Négrophobie d’État en Tunisie: Communiqué de la Fondation Frantz Fanon

Le mardi 21 février 2022, le président tunisien, Kaïs Saïed, s’est dit alarmé du déferlement sur son pays de « hordes des migrants clandestins » en provenance de l’Afrique subsaharienne. En outre, il a interprété leur présence comme relevant d’une « entreprise criminelle pour changer la composition démographique » du pays en gommant son caractère « arabo-musulman ». Il a en outre laissé entendre que ces populations noires seraient des criminels en puissance faisant régner l’insécurité dans le pays.

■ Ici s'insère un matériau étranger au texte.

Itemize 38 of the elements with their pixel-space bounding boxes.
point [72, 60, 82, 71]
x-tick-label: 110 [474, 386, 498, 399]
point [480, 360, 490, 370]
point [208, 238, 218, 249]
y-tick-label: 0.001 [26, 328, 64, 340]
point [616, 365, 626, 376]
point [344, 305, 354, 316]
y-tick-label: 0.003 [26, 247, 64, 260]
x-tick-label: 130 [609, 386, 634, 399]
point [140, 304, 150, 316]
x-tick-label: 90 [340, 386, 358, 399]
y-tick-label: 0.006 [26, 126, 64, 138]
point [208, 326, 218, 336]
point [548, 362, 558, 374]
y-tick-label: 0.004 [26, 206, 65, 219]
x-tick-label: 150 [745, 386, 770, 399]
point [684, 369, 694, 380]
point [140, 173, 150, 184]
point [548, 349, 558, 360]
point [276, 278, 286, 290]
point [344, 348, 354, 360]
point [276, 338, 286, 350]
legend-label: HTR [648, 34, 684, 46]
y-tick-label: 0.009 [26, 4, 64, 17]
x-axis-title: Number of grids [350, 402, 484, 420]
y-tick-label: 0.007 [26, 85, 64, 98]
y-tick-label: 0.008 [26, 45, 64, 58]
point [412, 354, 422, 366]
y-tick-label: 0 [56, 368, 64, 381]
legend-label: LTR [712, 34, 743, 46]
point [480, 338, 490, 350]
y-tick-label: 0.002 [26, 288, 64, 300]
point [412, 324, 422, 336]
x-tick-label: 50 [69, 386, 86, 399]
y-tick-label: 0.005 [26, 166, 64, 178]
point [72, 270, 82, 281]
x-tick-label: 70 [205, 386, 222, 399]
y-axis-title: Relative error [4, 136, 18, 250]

De nombreux observateurs ont remarqué les similarités frappantes entre le discours du président et la fameuse théorie conspirationniste du Grand Remplacement qui circule depuis quelques années dans le monde occidental. Chez le personnel politique d’extrême-droite bien sûr : Éric Zemmour en France, la première ministre Giorgia Meloni en Italie, et de nombreux élus du parti Républicain aux États-Unis, entre autres. Mais aussi dans la prose des terroristes suprémacistes blancs comme Brenton Tarrant, l’assassin islamophobe des mosquées de Christchurch en Nouvelle-Zélande ou, plus récemment, Payton Gendron, le tueur négrophobe de l’État de New-York.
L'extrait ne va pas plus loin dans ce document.